Devotional
D.A. Carson
The resurrection of Jesus Christ carries with it many, many wonderful implications. The first is that it vindicates Jesus. In other words, some people thought that if Jesus died on the cross, it could only be because he deserved it. He was declared guilty by a Roman court. And the Old Testament itself insists that anyone who hangs on a tree is under the curse of God. But as it turns out, he did not die as a damned man because of his own sin. Rather, he was bearing the sin of others, and that sacrifice so pleased God that God raised him from the dead. Thus, his resurrection is a form of vindication. It is proof positive that when Jesus said with his dying words, “It is finished,” God agreed. His Father agreed. The work of redemption had been accomplished, and the Father vindicates Jesus through the resurrection.
The resurrection also demonstrates the gospel’s concern for human beings embodied. In other words, some people think of our ultimate state as kind of ethereal spirit beings without any connection with bodies. But part of elementary, fundamental Christian truth is that in the new heaven and the new earth, the ultimate goal, the home of righteousness, there will not be just heavenly existence. It’s earthly existence. It’s a new heaven and a new earth, and we will have resurrection bodies like Christ’s. That’s one of the great arguments of 1 Corinthians 15. Paul argues that if Christ rose from the dead in a resurrection body—which, however strange in some ways and remarkable it was, could be touched and handled, could be spoken to, could be seen, and could actually eat human food—then when we, who are finally resurrected on the last day, come into that final state, we will have resurrection bodies like his resurrection body. That is our destination. So his resurrection is the firstfruit of what is often called a general resurrection at the end of the age. All human beings will be resurrected, whether to life or to condemnation, because we are essentially embodied people.
And with this comes also a vision of life and existence beyond this life.
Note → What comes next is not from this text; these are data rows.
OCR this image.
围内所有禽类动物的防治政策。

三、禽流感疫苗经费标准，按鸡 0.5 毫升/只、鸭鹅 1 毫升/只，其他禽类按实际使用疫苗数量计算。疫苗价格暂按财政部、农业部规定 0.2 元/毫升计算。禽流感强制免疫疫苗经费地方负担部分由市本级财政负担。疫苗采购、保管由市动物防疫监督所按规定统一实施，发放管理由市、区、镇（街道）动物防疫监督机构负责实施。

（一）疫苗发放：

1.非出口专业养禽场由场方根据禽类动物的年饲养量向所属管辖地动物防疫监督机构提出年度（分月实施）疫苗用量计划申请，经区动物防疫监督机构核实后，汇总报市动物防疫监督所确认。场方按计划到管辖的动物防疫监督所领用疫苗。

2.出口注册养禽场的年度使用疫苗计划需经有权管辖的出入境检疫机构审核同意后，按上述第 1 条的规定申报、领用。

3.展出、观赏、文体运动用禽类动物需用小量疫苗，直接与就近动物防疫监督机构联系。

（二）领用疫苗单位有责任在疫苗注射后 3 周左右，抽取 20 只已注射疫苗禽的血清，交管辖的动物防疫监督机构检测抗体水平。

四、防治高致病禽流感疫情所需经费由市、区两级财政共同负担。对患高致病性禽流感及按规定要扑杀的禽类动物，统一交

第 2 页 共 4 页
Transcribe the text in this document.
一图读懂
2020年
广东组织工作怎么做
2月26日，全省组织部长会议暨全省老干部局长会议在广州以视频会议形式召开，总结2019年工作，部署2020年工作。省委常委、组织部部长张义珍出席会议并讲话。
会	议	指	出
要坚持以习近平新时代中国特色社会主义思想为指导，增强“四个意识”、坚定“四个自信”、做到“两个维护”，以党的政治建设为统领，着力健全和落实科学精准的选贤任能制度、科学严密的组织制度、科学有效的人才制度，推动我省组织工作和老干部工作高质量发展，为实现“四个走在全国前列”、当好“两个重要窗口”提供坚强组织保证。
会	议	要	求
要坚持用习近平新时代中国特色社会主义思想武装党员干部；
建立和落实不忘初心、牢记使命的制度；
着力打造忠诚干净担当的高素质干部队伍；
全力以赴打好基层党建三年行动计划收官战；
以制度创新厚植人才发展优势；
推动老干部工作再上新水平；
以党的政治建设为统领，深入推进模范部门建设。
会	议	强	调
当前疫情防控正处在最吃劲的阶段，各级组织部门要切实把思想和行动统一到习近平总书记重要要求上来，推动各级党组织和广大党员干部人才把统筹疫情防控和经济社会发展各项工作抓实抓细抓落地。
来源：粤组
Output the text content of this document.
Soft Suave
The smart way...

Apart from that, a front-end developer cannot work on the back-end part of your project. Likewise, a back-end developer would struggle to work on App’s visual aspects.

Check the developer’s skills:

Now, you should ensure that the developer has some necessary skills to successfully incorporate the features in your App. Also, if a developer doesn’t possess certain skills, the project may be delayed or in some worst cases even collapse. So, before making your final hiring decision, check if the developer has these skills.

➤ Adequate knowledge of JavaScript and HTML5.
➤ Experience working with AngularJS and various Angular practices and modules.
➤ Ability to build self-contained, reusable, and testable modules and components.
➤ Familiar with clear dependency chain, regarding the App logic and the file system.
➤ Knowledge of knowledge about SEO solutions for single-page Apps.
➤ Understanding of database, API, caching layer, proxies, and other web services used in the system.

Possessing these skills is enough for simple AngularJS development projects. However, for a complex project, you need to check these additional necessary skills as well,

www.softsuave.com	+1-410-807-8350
We should not think that Christianity merely sorts out some problems in our lives here. Rather, the ultimate goal is beyond this life. When we get older and more hairs fall out and arthritis kicks in, or we slink away into dementia, suddenly resurrection existence begins to look very good indeed because our hope is not to survive to seventy or eighty or even ninety. Our hope finally is a body like Christ’s resurrection body. And his is the firstfruit; ours has been secured by him, and we are coming along behind him to join him in resurrection existence: full-bodied resurrection existence in the new heaven and the new earth, the home of righteousness. That’s why 1 Thessalonians 4, the great resurrection chapter, ends with the words “Therefore encourage one another with these words.”
Commentary
Martyn Lloyd-Jones
The whole creation will have been delivered from the bondage of corruption and will be enjoying “the glorious liberty of the children of God” (Rom. 8:21). Everything will be glorified, even nature itself. And that seems to me to be the biblical teaching about the eternal state: that what we call heaven is life in this perfect world as God intended humanity to live it. When He put Adam in Paradise at the beginning Adam fell, and all fell with him, but men and women are meant to live in the body, and will live in a glorified body in a glorified world, and God will be with them.